As she worked in the retail industry, Mdm Lim discussed the situation with her boss who later helped to arrange her hours so that she could finish her shift in the evening around 6pm.

Madam Lim Pei Hoon with her sons (from left) Hao Zheng, Hao Ping and husband Mr Bai Wei Ye.

One other reason why Mdm Lim wanted to make the switch to part-time was so that she could alleviate her husband's stress from having to look after the children while she is not home.

"My husband has to work even after he comes home and the boys would quarrel and fight over things like food," she said.

Mdm Lim also mentioned an incident where one of her sons was playing with her husband's mobile phone when a call came in from her husband's boss and client.

Instead of handing the mobile phone back to her husband, her son "swiped" the calls away without telling him.

"The next day, my husband got scolded by his boss," she said.

FINANCIAL STRUGGLE

Since working part-time for close to a year, Mdm Lim has been able to spend more time with her children. However, the change has come with more financial strains, especially when it comes to medical bills.

"When the boys get sick, both of them don't want to take their medicine so then the virus will start to spread amongst the family, resulting in everyone falling sick," said Mdm Lim.

She added that when this happens, her entire family might need to take multiple trips to the clinic before going to the hospital, if the general practitioner's medicine does not work.

Mdm Lim said that the boys would sometimes have to be hospitalised for three to four days due to the viral infection and high fever.

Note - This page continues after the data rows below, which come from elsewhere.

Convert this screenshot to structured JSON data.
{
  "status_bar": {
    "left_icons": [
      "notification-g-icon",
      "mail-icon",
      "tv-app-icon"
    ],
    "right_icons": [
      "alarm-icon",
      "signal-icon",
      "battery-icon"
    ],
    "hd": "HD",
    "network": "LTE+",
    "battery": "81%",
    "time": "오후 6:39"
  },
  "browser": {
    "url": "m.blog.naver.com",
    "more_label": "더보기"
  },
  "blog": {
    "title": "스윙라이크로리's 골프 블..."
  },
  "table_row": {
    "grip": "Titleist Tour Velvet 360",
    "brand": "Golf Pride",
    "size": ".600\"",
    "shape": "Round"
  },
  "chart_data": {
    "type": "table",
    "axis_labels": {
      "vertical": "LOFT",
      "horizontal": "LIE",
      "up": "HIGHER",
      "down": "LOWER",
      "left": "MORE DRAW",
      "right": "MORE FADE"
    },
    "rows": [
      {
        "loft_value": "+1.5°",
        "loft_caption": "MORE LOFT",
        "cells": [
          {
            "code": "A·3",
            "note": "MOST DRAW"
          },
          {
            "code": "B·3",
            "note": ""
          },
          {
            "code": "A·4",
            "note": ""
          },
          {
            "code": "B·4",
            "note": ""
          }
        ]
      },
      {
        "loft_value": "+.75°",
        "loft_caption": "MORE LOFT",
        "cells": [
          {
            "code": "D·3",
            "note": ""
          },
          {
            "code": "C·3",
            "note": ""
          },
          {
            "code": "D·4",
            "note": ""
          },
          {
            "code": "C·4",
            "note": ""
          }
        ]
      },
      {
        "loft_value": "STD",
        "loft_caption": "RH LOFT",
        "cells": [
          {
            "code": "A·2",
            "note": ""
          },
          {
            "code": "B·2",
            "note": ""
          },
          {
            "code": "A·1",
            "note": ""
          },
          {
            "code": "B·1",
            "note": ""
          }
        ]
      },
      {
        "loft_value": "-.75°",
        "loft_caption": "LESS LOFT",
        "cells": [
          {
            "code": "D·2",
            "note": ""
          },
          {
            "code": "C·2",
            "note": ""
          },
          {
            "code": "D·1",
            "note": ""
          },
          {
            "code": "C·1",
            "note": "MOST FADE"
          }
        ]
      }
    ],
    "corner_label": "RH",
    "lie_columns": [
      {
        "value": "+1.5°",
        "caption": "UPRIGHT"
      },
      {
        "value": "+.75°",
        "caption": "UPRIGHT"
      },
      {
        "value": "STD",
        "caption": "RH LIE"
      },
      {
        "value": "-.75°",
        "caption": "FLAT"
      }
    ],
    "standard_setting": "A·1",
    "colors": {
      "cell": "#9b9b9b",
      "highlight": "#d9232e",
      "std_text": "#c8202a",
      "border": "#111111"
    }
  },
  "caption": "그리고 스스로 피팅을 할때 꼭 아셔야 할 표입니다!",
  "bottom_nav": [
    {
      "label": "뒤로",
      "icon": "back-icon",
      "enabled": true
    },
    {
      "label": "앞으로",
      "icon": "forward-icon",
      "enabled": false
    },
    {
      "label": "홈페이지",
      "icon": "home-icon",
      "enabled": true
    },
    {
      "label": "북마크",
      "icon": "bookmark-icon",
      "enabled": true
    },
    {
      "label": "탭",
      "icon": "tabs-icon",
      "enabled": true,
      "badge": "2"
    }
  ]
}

They would also be required to be placed on drips to ensure that they are sufficiently hydrated and able to take their medication.

These additional medical bills, in addition to her other financial commitments such as insurance and her children's school fees, have made it challenging for her to make payments on time.

Even though she struggles financially, Mdm Lim said that she would always prioritise anything to do with her children, ensuring that their needs are paid for on time while she prolongs the payment for other things.

"I would always tell my husband, both the insurance and school fees will need to be paid promptly, other payments that can be dragged, we will drag," she said.

In order to help save wherever she could, Mdm Lim also resorted to skimping on new clothes for herself even when she requires them.

"My husband will often say that I wear my clothes even though they have holes in them but I will tell him that I still can wear them," she said.

She shared that she only decided to purchase a new dress for S$20 from Shopee after her husband's constant nagging but even then, she bought a dress that would last.

LEARNING TO BE PATIENT

While she would say that she had done enough research to be mentally prepared to care for two autistic boys, Mdm Lim said that she had to learn patience when caring for them.

"It's hard to handle them especially my oldest son who often throws things when he loses his temper," she said.

Mdm Lim recounted a time where her son threw his teddy bear and water bottle out the window when it was raining, and would later cry to ask her for help because his things were downstairs.

Although her youngest son does not lose his temper in the same way, Mdm Lim said that he had a tendency to model after his brother.

"One time I caught him when he was about to throw his teddy bear out the window and I said if you throw it downstairs, I will make sure you can't find your teddy bear," she said.

She added that the scenario where patience is especially needed was when she had to deal with the boys when they fought.

"I have a lot of methods. One is to separate the two of them, another is to confiscate their phones and make them count loudly from one to 20," Mdm Lim said.

One other method she used was to ask if they "want mummy's knuckle", where she would playfully use her knuckle to tickle their foot, which she said would often end in laughter and peace between the two brothers.

Even though Mdm Lim has encountered days where she would get angry with the boys, she said that it is always difficult to stay angry at her sons, especially when they smile and call her "mummy".

"When I see them like that, it melts my heart and I just cannot be angry with them anymore."